Un mineur de moins de 15 ans devrait donc théoriquement obtenir une autorisation des titulaires de l’autorité parentale pour pouvoir créer un compte Facebook et un parent seul ne pourra pas décider d’ouvrir un compte Facebook à son enfant, en se dispensant de l’accord de l’autre. Reste à voir comment le parent pourra contraindre l’autre en pratique…

3. Quid du droit à l’image de l’enfant et de l’exercice de l’autorité parentale ?
3.1. L’image est un des attributs de la personnalité. Selon la jurisprudence de la Cour de cassation, « Toute personne a sur son image et sur l’utilisation qui en est faite, un droit exclusif et peut s’opposer à sa diffusion sans son autorisation ».

Chacun a droit de s’opposer à l’utilisation ou à la diffusion de son image. L’utilisation ou la diffusion de l’image d’autrui suppose donc son consentement.

Lorsque la personne qui apparait sur l’image est mineure, il est nécessaire de recueillir l’autorisation des titulaires de l’autorité parentale.

Il faut néanmoins s’intéresser à l’articulation entre l’atteinte à l’exercice de l’autorité parentale et l’atteinte au droit à l’image.

3.2. Dans un arrêt du 10 septembre 2013, la Cour d’appel d’Aix-en-Provence a retenu que « le juge aux affaires familiales n’a pas compétence, aux termes des dispositions de l’article L 213-3 du code de l’organisation judiciaire pour statuer sur les actions relatives à la protection de l’image des enfants mineurs ».

En l’espèce, une mère avait demandé à ce que son ex-mari supprime les photographies qu’il avait posté de leurs deux enfants âgés de 10 et 8 ans sur son compte Facebook.

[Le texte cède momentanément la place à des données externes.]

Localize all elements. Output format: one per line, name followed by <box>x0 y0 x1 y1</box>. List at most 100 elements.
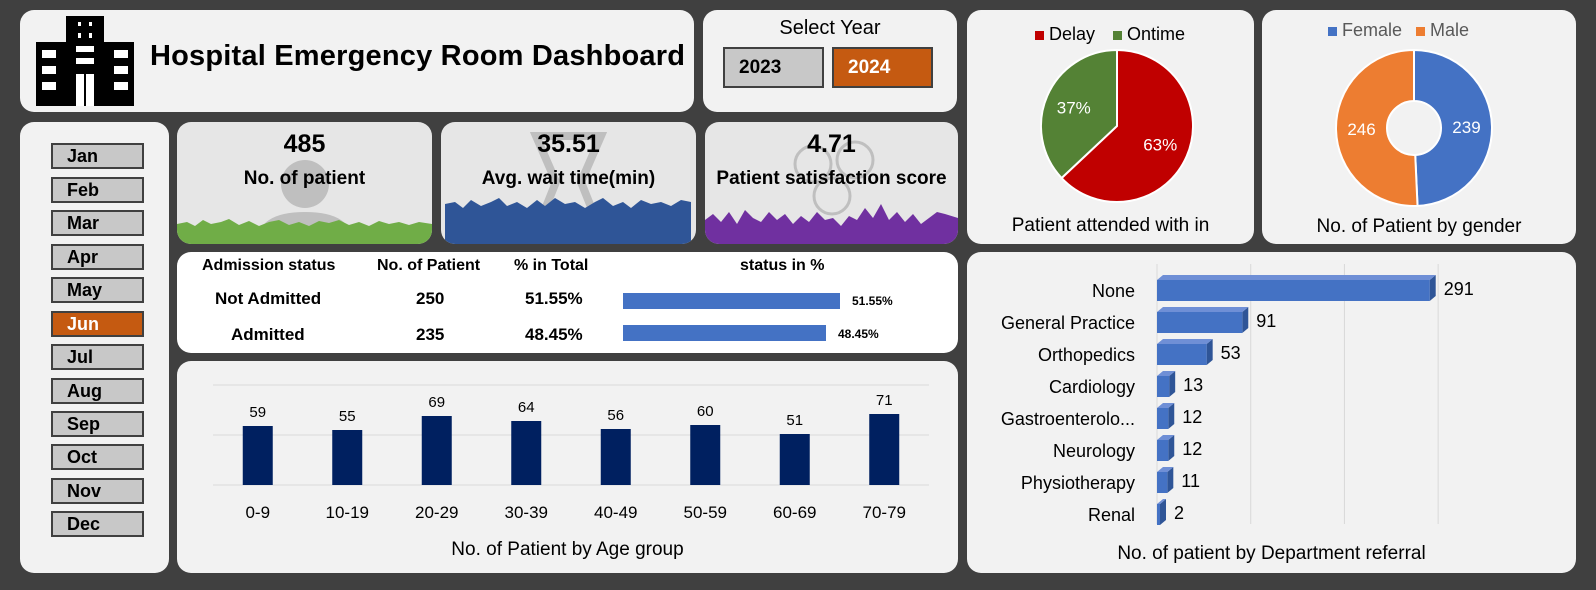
month-button-aug[interactable]: Aug <box>51 378 144 404</box>
age-data-label: 59 <box>249 404 266 421</box>
month-button-feb[interactable]: Feb <box>51 177 144 203</box>
year-button-2024[interactable]: 2024 <box>832 47 933 88</box>
dept-bar <box>1157 312 1243 333</box>
pie-slice <box>1060 48 1194 203</box>
dept-data-label: 291 <box>1444 279 1474 299</box>
dept-bar-top <box>1157 339 1213 344</box>
age-data-label: 71 <box>876 392 893 409</box>
month-button-dec[interactable]: Dec <box>51 511 144 537</box>
kpi-patients-label: No. of patient <box>243 168 366 189</box>
pie-data-label: 239 <box>1452 118 1480 137</box>
kpi-wait-label: Avg. wait time(min) <box>481 168 656 189</box>
table-data-bar <box>623 325 826 341</box>
kpi-satisfaction-card: 4.71 Patient satisfaction score <box>705 122 958 244</box>
table-cell-status: Not Admitted <box>215 289 322 308</box>
month-slicer: Jan Feb Mar Apr May Jun Jul Aug Sep Oct … <box>20 122 169 573</box>
dept-data-label: 12 <box>1182 439 1202 459</box>
dept-bar <box>1157 376 1170 397</box>
ontime-pie-plot: Delay Ontime 63% 37% <box>1035 24 1194 203</box>
age-data-label: 60 <box>697 403 714 420</box>
legend-label: Ontime <box>1127 24 1185 44</box>
dept-data-label: 2 <box>1174 503 1184 523</box>
month-button-nov[interactable]: Nov <box>51 478 144 504</box>
year-selector-label: Select Year <box>779 17 881 39</box>
admission-table: Admission status No. of Patient % in Tot… <box>177 252 958 353</box>
dept-tick-label: Physiotherapy <box>1021 473 1135 493</box>
age-tick-label: 50-59 <box>684 503 727 522</box>
dept-bar-side <box>1160 499 1166 525</box>
gender-donut-chart: Female Male 239 246 No. of Patient by gende… <box>1262 10 1576 244</box>
age-data-label: 64 <box>518 399 535 416</box>
month-button-oct[interactable]: Oct <box>51 444 144 470</box>
dept-bar-side <box>1242 307 1249 333</box>
age-data-label: 56 <box>607 407 624 424</box>
age-data-label: 51 <box>786 412 803 429</box>
pie-slice <box>1413 48 1493 207</box>
month-button-may[interactable]: May <box>51 277 144 303</box>
legend-swatch <box>1328 27 1337 36</box>
dept-bar <box>1157 504 1160 525</box>
dept-data-label: 11 <box>1181 471 1200 491</box>
month-button-jan[interactable]: Jan <box>51 143 144 169</box>
pie-data-label: 63% <box>1143 136 1177 155</box>
month-button-jul[interactable]: Jul <box>51 344 144 370</box>
table-header-pct: % in Total <box>514 257 589 274</box>
kpi-wait-card: 35.51 Avg. wait time(min) <box>441 122 696 244</box>
age-group-chart: 59 0-9 55 10-19 69 20-29 64 30-39 56 40-49 60 50-59… <box>177 361 958 573</box>
age-data-label: 69 <box>428 394 445 411</box>
dept-bar-side <box>1429 275 1436 301</box>
dept-data-label: 53 <box>1221 343 1241 363</box>
dept-bar-side <box>1167 467 1174 493</box>
age-data-label: 55 <box>339 408 356 425</box>
dept-bar <box>1157 408 1169 429</box>
dept-tick-label: Neurology <box>1053 441 1135 461</box>
dept-bar-side <box>1169 371 1176 397</box>
kpi-satisfaction-label: Patient satisfaction score <box>716 168 947 189</box>
dept-tick-label: None <box>1092 281 1135 301</box>
age-tick-label: 10-19 <box>326 503 369 522</box>
dept-bar-side <box>1168 403 1175 429</box>
table-cell-status: Admitted <box>231 325 305 344</box>
dept-tick-label: Renal <box>1088 505 1135 525</box>
age-bar <box>690 425 721 485</box>
kpi-satisfaction-value: 4.71 <box>807 130 856 158</box>
dept-bar-side <box>1168 435 1175 461</box>
ontime-chart-title: Patient attended with in <box>1011 215 1210 236</box>
dept-tick-label: Cardiology <box>1049 377 1135 397</box>
dept-bar <box>1157 440 1169 461</box>
dept-data-label: 12 <box>1182 407 1202 427</box>
table-data-bar <box>623 293 840 309</box>
table-header-status: Admission status <box>202 257 336 274</box>
age-bar <box>242 426 273 485</box>
month-button-mar[interactable]: Mar <box>51 210 144 236</box>
kpi-sparkline <box>705 204 958 244</box>
dept-bar-side <box>1206 339 1213 365</box>
legend-swatch <box>1416 27 1425 36</box>
dept-bar-top <box>1157 275 1436 280</box>
table-cell-pct: 51.55% <box>525 289 583 308</box>
dept-bar-top <box>1157 435 1175 440</box>
month-button-sep[interactable]: Sep <box>51 411 144 437</box>
age-chart-plot: 59 0-9 55 10-19 69 20-29 64 30-39 56 40-49 60 50-59… <box>213 384 929 522</box>
age-bar <box>779 434 810 485</box>
year-button-2023[interactable]: 2023 <box>723 47 824 88</box>
patient-silhouette-icon <box>177 160 432 244</box>
page-title: Hospital Emergency Room Dashboard <box>150 40 686 72</box>
pie-data-label: 37% <box>1057 98 1091 117</box>
ontime-pie-chart: Delay Ontime 63% 37% Patient attended with … <box>967 10 1254 244</box>
dept-tick-label: Gastroenterolo... <box>1001 409 1135 429</box>
dept-bar-top <box>1157 467 1174 472</box>
dept-chart-title: No. of patient by Department referral <box>1117 543 1426 564</box>
age-tick-label: 70-79 <box>863 503 906 522</box>
month-button-jun[interactable]: Jun <box>51 311 144 337</box>
age-bar <box>869 414 900 485</box>
age-bar <box>511 421 542 485</box>
legend-swatch <box>1113 31 1122 40</box>
dept-bar-top <box>1157 499 1166 504</box>
month-button-apr[interactable]: Apr <box>51 244 144 270</box>
smiley-faces-icon <box>705 140 958 244</box>
gender-chart-title: No. of Patient by gender <box>1316 216 1522 237</box>
dept-tick-label: General Practice <box>1001 313 1135 333</box>
kpi-sparkline <box>177 219 432 244</box>
title-panel: Hospital Emergency Room Dashboard <box>20 10 694 112</box>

La Cour d’appel d’Aix-en-provence a déclaré que le juge aux affaires familiales était bien incompétent pour statuer sur les demandes de la mère fondées sur le droit à l’image et non sur l’autorité parentale.

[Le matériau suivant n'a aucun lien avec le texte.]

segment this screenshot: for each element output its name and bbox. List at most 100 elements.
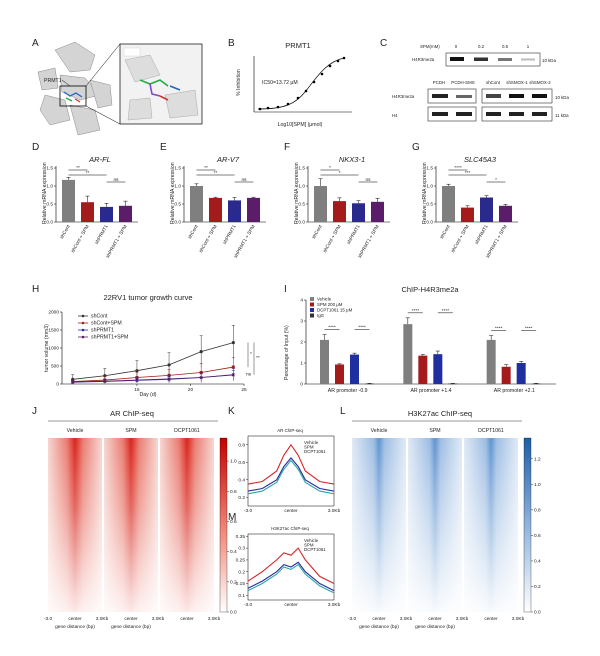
colorbar-tick-label: 1.0 [230, 459, 237, 465]
h-legend-marker [81, 314, 85, 318]
panel-letter-m: M [228, 512, 236, 523]
bar-shprmt1-spm [247, 197, 260, 222]
l-x-right-3: 3.0Kb [512, 616, 525, 622]
bar-panel-ytick-label: 0.0 [298, 220, 305, 226]
panel-letter-d: D [32, 142, 39, 153]
bar-shprmt1 [352, 203, 365, 222]
c-col-shsmox1: shSMOX-1 [506, 80, 528, 85]
colorbar-tick-label: 0.8 [534, 507, 541, 513]
panel-letter-c: C [380, 38, 387, 49]
panel-letter-g: G [412, 142, 420, 153]
c-col-pcdh: PCDH [433, 80, 445, 85]
sig-label: ** [86, 170, 90, 176]
bar-panel-ytick-label: 1.0 [426, 184, 433, 190]
bar-category-label: shCont + SPM [198, 224, 219, 254]
colorbar-tick-label: 0.2 [230, 579, 237, 585]
j-xlabel: gene distance (bp) [55, 624, 95, 630]
h-series-line [72, 366, 234, 382]
b-point [312, 80, 316, 84]
profile-legend-label: DCPT1061 [304, 547, 326, 552]
panel-b-title: PRMT1 [285, 41, 310, 50]
h-legend-label: shCont [91, 314, 108, 320]
bar-shprmt1-spm [119, 205, 132, 222]
c-left-blot-bottom [427, 106, 477, 122]
bar-panel-ytick-label: 1.0 [174, 184, 181, 190]
colorbar-tick-label: 0.4 [534, 559, 541, 565]
profile-line-spm [247, 457, 335, 492]
i-sig-label: **** [358, 325, 366, 331]
sig-label: *** [465, 170, 471, 176]
profile-line-spm [247, 561, 335, 592]
c-row-h4: H4 [392, 113, 398, 118]
bar-panel-ytick-label: 0.0 [174, 220, 181, 226]
c-right-band [509, 112, 524, 116]
m-title: H3K27ac ChIP-seq [271, 526, 309, 531]
bar-category-label: shPRMT1 [346, 224, 362, 246]
l-col-dcpt: DCPT1061 [478, 428, 504, 434]
i-ytick-label: 0 [300, 382, 303, 388]
h-point [135, 378, 139, 382]
bar-category-label: shPRMT1 + SPM [105, 224, 129, 259]
i-category-label: AR promoter -0.9 [328, 388, 368, 394]
bar-category-label: shPRMT1 [474, 224, 490, 246]
l-heat-vehicle [352, 438, 406, 612]
j-xlabel-2: gene distance (bp) [111, 624, 151, 630]
j-x-right: 3.0Kb [96, 616, 109, 622]
c-col-shsmox2: shSMOX-2 [529, 80, 551, 85]
l-heat-dcpt [464, 438, 518, 612]
profile-ytick-label: 0.1 [238, 593, 245, 599]
h-xtick-label: 20 [188, 387, 194, 393]
l-xlabel-2: gene distance (bp) [415, 624, 455, 630]
panel-letter-b: B [228, 38, 235, 49]
h-point [167, 363, 171, 367]
i-bar [433, 354, 443, 384]
i-category-label: AR promoter +2.1 [494, 388, 535, 394]
j-x-right-3: 3.0Kb [208, 616, 221, 622]
i-ytick-label: 1 [300, 361, 303, 367]
bar-shprmt1 [100, 206, 113, 222]
bar-category-label: shCont [439, 223, 452, 240]
i-legend-label: IgG [317, 313, 325, 318]
h-point [231, 341, 235, 345]
panel-b-ic50: PRMT1 % Inhibition IC50=13.72 μM Log10[S… [236, 41, 352, 128]
panel-letter-a: A [32, 38, 39, 49]
bar-panel-ytick-label: 1.5 [298, 166, 305, 172]
b-point [276, 105, 280, 109]
panel-i-chip-h4r3me2a: ChIP-H4R3me2a Percentage of Input (%) 0 1… [284, 285, 556, 394]
sig-label: ns [365, 178, 371, 183]
bar-shcont-spm [209, 197, 222, 222]
sig-label: ** [76, 165, 80, 171]
bar-shcont [190, 186, 203, 222]
sig-label: ns [241, 178, 247, 183]
c-dose-2: 0.5 [502, 44, 509, 49]
c-spm-header: SPM(mM) [420, 44, 440, 49]
j-col-dcpt: DCPT1061 [174, 428, 200, 434]
ligand-sticks [63, 91, 83, 103]
c-right-band [509, 94, 524, 98]
h-ytick-label: 2000 [48, 310, 59, 316]
profile-line-vehicle [247, 443, 335, 485]
colorbar-tick-label: 0.2 [534, 584, 541, 590]
i-legend-swatch [310, 313, 314, 318]
j-title: AR ChIP-seq [110, 409, 154, 418]
i-bar [516, 363, 526, 384]
inset-ribbon [124, 54, 199, 121]
profile-ytick-label: 0.35 [236, 534, 246, 540]
c-right-band [532, 112, 547, 116]
h-ytick-label: 500 [51, 364, 59, 370]
j-heat-vehicle [48, 438, 102, 612]
i-legend-swatch [310, 308, 314, 312]
i-bar [365, 383, 374, 385]
colorbar-tick-label: 0.0 [534, 610, 541, 616]
panel-b-ylabel: % Inhibition [236, 69, 242, 96]
b-point [258, 107, 262, 111]
profile-xtick-label: 3.0Kb [328, 508, 341, 514]
profile-line-dcpt1061 [247, 459, 335, 495]
j-colorbar [219, 437, 228, 613]
c-dose-1: 0.2 [478, 44, 485, 49]
bar-shcont [442, 186, 455, 222]
c-right-band [486, 94, 501, 98]
zoom-line-bottom [85, 105, 121, 125]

Cette solution paraît logique. L’atteinte au droit à l’image est sanctionnée sur le fondement de l’article 9 du Code civil, qui consacre le droit au respect de la vie privée, le Juge aux affaires familiales n’étant pas le Juge du droit commun compétent pour statuer sur le droit à l’image mais sur le respect ou non, de l’exercice conjoint de l’autorité parentale.

3.3. L’atteinte au droit à l’image en tant que telle peut toutefois donner lieu à des sanctions civiles, voire pénales.

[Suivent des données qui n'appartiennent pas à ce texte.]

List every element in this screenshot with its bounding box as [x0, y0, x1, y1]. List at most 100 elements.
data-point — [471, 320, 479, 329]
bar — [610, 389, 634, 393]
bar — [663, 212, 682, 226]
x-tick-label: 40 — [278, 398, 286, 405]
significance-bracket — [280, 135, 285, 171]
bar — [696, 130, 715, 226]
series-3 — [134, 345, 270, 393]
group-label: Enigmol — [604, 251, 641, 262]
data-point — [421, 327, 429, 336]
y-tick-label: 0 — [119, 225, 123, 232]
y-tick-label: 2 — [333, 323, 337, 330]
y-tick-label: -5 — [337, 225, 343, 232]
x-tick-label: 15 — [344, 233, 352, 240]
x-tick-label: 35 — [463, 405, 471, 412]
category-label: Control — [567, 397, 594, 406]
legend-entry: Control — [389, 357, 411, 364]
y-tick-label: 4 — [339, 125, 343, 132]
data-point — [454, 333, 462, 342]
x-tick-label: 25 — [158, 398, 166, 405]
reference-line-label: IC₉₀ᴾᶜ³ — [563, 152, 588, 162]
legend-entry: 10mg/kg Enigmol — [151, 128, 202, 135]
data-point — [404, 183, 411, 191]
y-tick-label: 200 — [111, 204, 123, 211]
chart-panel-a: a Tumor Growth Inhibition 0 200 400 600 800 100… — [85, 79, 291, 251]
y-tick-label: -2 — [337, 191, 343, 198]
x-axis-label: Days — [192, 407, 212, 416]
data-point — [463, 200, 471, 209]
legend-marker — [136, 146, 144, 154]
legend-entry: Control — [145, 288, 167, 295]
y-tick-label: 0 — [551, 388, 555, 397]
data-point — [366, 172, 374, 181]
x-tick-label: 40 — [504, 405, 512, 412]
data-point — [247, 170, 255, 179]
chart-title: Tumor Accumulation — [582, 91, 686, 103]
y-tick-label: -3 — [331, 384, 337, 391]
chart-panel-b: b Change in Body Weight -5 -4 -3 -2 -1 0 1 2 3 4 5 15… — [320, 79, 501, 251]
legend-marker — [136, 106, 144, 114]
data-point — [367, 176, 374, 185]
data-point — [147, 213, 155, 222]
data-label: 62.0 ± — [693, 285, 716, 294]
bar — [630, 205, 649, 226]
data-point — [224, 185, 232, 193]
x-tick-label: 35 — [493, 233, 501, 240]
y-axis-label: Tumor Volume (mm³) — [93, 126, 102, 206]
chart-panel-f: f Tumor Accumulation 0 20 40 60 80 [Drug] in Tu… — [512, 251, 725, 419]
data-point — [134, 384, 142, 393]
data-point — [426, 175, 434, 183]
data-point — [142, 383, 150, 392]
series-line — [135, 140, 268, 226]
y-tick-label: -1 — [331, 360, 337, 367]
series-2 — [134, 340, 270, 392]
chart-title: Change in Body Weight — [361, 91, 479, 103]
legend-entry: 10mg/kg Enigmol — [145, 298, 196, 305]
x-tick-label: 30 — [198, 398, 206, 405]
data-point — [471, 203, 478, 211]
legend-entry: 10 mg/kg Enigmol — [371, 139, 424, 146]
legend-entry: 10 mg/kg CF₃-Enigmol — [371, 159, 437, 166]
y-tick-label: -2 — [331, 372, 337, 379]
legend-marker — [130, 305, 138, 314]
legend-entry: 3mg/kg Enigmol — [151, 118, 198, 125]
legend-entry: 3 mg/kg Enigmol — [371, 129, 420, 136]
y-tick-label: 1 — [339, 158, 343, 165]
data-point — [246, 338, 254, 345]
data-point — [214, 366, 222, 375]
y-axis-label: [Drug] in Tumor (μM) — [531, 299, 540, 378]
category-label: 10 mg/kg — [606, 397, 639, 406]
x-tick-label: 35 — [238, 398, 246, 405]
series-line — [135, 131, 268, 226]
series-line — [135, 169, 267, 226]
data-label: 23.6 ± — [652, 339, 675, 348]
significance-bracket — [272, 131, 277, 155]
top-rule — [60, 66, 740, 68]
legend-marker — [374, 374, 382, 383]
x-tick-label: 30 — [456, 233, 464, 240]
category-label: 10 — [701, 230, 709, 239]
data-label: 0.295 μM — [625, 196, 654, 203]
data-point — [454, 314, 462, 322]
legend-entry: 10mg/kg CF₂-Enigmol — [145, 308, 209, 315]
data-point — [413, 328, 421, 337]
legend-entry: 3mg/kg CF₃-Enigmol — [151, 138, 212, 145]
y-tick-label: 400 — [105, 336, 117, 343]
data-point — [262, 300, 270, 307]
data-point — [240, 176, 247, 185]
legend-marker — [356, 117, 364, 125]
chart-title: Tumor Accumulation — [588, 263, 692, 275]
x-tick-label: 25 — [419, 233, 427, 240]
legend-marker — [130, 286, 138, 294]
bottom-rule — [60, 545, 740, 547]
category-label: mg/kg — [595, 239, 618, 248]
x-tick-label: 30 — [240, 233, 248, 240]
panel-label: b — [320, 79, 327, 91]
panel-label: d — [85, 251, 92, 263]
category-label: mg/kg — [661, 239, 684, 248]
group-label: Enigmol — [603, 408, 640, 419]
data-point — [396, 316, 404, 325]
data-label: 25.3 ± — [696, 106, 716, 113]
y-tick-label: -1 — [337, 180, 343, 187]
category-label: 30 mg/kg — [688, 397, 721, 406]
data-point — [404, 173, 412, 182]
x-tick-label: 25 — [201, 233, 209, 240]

Au plan civil, l’atteinte au droit à l’image est sanctionnée des mêmes peines que l’atteinte au respect de la vie privée, soit par l’attribution de dommages et intérêts et/ou par la prescription par le juge de toutes mesures visant à faire cesser l’atteinte.

Si l’image a été prise dans un lieu privé, l’agent s’expose même à des sanctions pénales. L’article 226-1 2° du Code pénal incrimine en effet « le fait, au moyen d’un procédé quelconque, volontairement de porter atteinte à l’intimité de la vie privée d’autrui en fixant, enregistrant ou transmettant, sans le consentement de celle-ci, l’image d’une personne se trouvant dans un lieu privé ». Les peines ne sont pas négligeables, l’auteur d’une atteinte au droit à l’image étant exposé à une peine d’un an d’emprisonnement et 45.000€ d’amende.

3.4. Mais quid de l’action d’un enfant devenu majeur contre ses parents qui auraient posté des photographies de lui mineur ?

La situation s’est présentée notamment devant les Tribunaux étrangers, notamment en Autriche et en Italie.

En septembre 2016, une jeune femme Autrichienne de 18 ans a déposé plainte contre ses parents et elle leur a reproché d’avoir attenté à sa vie privée et à son droit à l’image en publiant près de 500 photographies d’elle sur Facebook alors qu’elle était encore mineure.

De même, en janvier 2018 le Tribunal civil de Rome a ordonné à une mère de retirer les photographies qu’elle avait publiées de son fils enfant sur Facebook. Celle-ci a en outre été condamnée à devoir verser 10.000 € de dommages et intérêts si elle ne s’exécute pas ou si elle publie de nouvelles photographies.

A notre connaissance, la situation ne s’est pas encore présentée en France, les générations exposées ainsi sur les réseaux sociaux étant peut être encore trop jeunes pour pouvoir intenter une telle action en justice contre leurs parents, sous réserve du délai de prescription.

Reste à voir de quoi l’avenir sera fait ».